Catholic clergy in Cameroon once again have taken central stage to denounce escalating violence in Cameroon’s Northwest and Southwest regions, effectively positioning the Church as a possible mediator in case the government initiates a national dialogue for which many Cameroonians have called.

In a letter addressed to the Cameroonian people, the president of the bishops’ conference and Archbishop of Douala, Archbishop Samuel Kleda, called on the various parties to the conflict to lay down their arms in order to avoid an impending catastrophe.

“We, the Bishops of Cameroon, believe that there is urgent need for mediation as a way of getting out of the crisis,” the letter states.

“Let us stop all forms of violence, and let us stop killing each other,” it says. “Let us spare our country, Cameroon, an unnecessary and baseless civil war.”

“Since 2016,the Northwest and Southwest regions have been living under difficult conditions, marked by inhuman, blind and monstrous violence and the radicalization of the population, which worry us,” the letter says.

Noting that divine intervention will be needed for any peace to be built, the bishops called on Cameroonians to pray for divine intervention.

Cardinal Christian Tumi, the retired Archbishop of Douala who has been a virulent critic of President-for-Life Paul Biya’s government, said he was deeply saddened at the killings and burnings taking place in Cameroon’s English-speaking regions.

“As long as people continue to be killed – be they civilians or soldiers, because every life is precious – the impasse will continue,” Tumi said. “We pray that terrorism should stop as early as possible, and that everyone should come to the dialogue table.
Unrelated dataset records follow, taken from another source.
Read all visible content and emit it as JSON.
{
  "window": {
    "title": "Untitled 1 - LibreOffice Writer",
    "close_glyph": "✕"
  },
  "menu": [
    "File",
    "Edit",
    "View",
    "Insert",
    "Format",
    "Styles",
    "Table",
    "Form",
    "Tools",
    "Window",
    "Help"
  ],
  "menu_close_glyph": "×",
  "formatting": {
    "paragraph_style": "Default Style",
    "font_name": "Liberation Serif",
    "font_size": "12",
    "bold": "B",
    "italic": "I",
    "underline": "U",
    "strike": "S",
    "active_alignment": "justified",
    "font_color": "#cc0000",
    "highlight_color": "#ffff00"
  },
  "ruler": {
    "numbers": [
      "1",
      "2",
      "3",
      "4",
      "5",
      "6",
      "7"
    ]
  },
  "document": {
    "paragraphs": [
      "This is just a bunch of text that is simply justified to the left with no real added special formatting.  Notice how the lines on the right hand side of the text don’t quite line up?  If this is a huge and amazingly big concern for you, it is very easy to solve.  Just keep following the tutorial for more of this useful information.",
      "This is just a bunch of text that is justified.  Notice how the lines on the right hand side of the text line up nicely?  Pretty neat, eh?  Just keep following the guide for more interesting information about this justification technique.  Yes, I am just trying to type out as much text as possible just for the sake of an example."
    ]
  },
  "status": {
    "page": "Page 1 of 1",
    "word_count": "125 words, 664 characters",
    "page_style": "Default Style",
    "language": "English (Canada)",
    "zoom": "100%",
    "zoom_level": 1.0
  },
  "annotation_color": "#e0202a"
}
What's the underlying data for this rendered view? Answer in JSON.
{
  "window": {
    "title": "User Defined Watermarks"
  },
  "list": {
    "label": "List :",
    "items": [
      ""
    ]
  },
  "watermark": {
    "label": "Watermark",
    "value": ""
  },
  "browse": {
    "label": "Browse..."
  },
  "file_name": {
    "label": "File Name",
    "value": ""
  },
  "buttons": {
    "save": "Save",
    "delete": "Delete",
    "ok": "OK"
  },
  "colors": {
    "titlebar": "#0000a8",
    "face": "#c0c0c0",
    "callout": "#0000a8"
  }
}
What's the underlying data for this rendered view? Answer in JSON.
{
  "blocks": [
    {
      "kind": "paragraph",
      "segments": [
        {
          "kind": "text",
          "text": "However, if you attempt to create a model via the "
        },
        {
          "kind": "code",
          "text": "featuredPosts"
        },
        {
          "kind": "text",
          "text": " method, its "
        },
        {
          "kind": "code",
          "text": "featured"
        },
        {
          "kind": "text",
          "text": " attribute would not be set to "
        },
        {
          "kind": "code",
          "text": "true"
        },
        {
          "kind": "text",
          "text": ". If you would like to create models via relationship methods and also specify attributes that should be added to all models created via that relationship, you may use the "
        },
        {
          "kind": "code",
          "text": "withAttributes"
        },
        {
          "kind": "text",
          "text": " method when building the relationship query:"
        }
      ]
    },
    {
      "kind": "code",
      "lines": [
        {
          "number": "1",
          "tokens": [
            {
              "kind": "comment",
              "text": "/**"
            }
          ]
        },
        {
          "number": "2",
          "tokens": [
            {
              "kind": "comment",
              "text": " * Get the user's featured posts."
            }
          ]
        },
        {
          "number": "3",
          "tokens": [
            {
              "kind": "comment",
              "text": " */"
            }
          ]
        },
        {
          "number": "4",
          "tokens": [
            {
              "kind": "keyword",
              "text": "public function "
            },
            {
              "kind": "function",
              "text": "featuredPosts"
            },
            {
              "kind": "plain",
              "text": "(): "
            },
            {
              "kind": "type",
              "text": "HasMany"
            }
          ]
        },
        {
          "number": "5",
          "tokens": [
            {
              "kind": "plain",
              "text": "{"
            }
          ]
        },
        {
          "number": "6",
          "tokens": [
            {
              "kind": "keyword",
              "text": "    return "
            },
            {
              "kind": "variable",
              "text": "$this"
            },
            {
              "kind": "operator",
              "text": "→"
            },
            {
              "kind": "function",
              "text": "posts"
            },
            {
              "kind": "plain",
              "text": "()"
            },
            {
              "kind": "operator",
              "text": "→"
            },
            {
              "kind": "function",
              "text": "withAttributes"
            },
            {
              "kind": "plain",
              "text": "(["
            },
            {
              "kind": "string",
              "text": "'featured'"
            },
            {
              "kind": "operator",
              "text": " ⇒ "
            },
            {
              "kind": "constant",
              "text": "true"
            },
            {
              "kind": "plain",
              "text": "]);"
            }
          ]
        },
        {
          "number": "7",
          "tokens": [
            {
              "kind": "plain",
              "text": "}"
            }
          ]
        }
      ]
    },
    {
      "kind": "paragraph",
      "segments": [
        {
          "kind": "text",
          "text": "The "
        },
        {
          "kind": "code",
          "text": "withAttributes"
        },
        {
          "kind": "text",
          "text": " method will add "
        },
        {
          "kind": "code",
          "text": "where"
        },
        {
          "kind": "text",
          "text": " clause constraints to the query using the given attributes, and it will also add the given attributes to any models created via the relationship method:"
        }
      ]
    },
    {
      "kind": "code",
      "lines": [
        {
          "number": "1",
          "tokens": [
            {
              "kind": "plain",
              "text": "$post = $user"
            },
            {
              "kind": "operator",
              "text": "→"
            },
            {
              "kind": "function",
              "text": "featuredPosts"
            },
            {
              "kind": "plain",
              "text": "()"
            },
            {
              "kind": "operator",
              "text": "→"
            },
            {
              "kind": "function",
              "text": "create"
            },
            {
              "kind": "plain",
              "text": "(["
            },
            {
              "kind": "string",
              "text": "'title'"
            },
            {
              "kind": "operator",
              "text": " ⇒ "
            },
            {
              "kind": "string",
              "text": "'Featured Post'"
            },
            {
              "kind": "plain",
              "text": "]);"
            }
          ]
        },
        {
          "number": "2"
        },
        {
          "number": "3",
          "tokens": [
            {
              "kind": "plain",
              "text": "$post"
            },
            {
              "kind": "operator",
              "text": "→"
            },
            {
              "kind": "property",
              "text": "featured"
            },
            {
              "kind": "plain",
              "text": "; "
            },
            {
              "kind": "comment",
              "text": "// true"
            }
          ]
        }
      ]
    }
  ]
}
As long as there will be no dialogue, the crisis will continue.”

Almost everyone agrees on the need for dialogue, but not on the parties to that dialogue. The bishops, as well as civil society organizations, have called for an all-inclusive dialogue premised on the unconditional release of all those arrested in connection with the crisis. The Biya government, however, says it cannot dialogue with “secessionists and terrorists.”

Even the issues that should be put on the table also divide the various parties. English-speakers have been calling for a return to a federal system of government which, more or less, provided them a measure of protection from the French-speaking majority, but the government instead opted for decentralization, with Biya insisting that there can be no discussion about the form of the state.

Kleda has a different view.

“Let us put both options on the table. Those who favor federalism will seek to convince the others on why their form of governance is better. Those supporting decentralization will do the same. That way, a solution can be found,” he said.

(English-speakers first called for a return to the federal form of government. When the state insisted that this wasn’t possible, they started calling for outright secession, triggering the current crisis.)

As Cameroon celebrated its National Day on May 20, violent confrontations between separatists and government forces in the country’s Northwest region left at least five civilians dead and one soldier killed.

According to Caritas Mamfe, where the fighting has been most intense, hardly a day goes by without reports of people being killed, houses burned and people chased from their homes. The Catholic charity estimates that at least 150 people, including 64 civilians, have been killed since the uprising started in October 2016.

Pain and anguish

Those who have fled the violence tell gory tales of the pain and anguish they now face. Peter Nde from Munyenge village in the Southwest region told Crux that he had to flee his village after soldiers stormed the area.

“I ran into the forest. When they left, I came back and my house had been burned,” Nde said. “I lost everything: money, a generator and chemicals I had bought to treat my cocoa farm … everything went.”

Cradling a malnourished two-year girl in her arms, Rebecca Ngonde said she managed to escape only with the loincloth she was wearing and a pair of slippers.

“I had gone to the farm to harvest cassava. Then, I heard gunshots in the village and people screaming. And then, smoke billowed into the atmosphere,” Ngonde said.

“Then I saw so many villagers running into the forest, and I followed them. My neighbor told me that my house had been burned and my son shot by the soldiers. I strapped my daughter on my back and we trekked in the forest for two days before getting to Buea,” a city considered the capital of Cameroon’s English-speaking region.

“I came with nothing, except for the clothes I am wearing now,” she told Crux.

While thousands have fled from the hinterlands to more peaceful urban settings such as the regional capital, Buea, the United Nations High Commission for Refugees now estimates that at least 43,000 Cameroonians have fled across the border to neighboring Nigeria.

The crisis that started as lawyers and teachers’ protests against the use of French in Anglophone schools and Common Law Courts has morphed into calls for secession by the Anglophones in Cameroon, who constitute 20 percent of the population.

Some of those Anglophones actually declared a separate state in October 2017, called “Ambazonia,” with its own flag, national anthem and passports. The leadership of the rump state was seized in Nigeria by unknown parties in January, prompting the appointment of an acting president.